Predicting non-coding RNA function using Artificial Intelligence

Non-coding RNAs (ncRNAs) represent the majority of human gene products, and are involved in various important biological processes, being considered relevant disease biomarkers and therapeutic agents. However, information about these biomolecules remains sparsely distributed, mostly in the form of scientific research articles. It is then of pivotal importance to aggregate and summarize the existing information.

Natural Language Processing (NLP) methods applied to text mining enable automatic information extraction and summarization from textual data. These techniques can be used to generate collections of annotated sentences expressing relations between entities, called relational corpora.

In this work we developed a text mining pipeline to generate a ncRNA-phenotype relational corpus (ncoRP) using Distant Supervision Relation Extraction (DSRE), comprising 21,608 annotated articles, 2,835 unique ncRNAs, 1,118 unique phenotypes and 35,295 unique relations, with a precision of 0.761 and F1-score of 0.593, calculated through human validation. DSRE methods require a set of pre-documented relations to function, as such, a high-fidelity ncRNA-phenotype relation dataset, consisting of 214,300 unique relations, was created by the aggregation of five comprehensive ncRNA-disease functional annotation databases. Then, both ncoRP and the relation dataset represent important contributions towards solving the problem with the sparseness of information about ncRNAs.

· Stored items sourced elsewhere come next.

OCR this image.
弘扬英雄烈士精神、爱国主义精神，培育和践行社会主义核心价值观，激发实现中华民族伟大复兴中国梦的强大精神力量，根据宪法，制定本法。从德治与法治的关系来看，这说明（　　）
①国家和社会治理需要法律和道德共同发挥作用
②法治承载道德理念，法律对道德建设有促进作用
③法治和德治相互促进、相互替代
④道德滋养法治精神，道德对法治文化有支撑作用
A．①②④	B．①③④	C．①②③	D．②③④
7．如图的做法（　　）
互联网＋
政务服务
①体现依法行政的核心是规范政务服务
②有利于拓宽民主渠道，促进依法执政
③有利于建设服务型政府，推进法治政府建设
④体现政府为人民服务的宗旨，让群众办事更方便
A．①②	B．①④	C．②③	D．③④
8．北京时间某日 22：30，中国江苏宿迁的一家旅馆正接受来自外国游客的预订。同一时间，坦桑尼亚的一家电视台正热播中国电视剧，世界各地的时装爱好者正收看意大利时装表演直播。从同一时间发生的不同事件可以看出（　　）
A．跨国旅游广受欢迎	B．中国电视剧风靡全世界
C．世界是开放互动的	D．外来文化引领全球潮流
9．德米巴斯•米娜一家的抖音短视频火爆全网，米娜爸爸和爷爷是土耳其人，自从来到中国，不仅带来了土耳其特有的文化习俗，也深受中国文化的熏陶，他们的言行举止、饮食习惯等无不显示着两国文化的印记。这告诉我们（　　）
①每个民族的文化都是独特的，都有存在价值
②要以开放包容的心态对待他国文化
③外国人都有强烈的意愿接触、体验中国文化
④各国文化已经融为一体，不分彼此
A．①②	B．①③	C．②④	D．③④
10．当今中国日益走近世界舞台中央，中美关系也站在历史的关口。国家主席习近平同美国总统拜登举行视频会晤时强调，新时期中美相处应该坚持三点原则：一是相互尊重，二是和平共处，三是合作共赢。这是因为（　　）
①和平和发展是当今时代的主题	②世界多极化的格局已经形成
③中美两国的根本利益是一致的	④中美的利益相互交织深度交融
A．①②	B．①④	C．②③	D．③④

Large Language Models (LLMs) are an emergent type of language model, showing great capabilities in general task-solving through text generation, without the requirement of fine-tuning with large datasets. This benefit shows promise for applications in Relation Extraction (RE), when compared to data-intensive state-of-the-art deep learning methods. In this work, a LLM RE methodology is proposed and evaluated, achieving an F1-score of 0.978 by combining the RE task with a preceding sentence filtering task and applying prompting principles such as in-context learning and Chain-of-Thought self-explanation.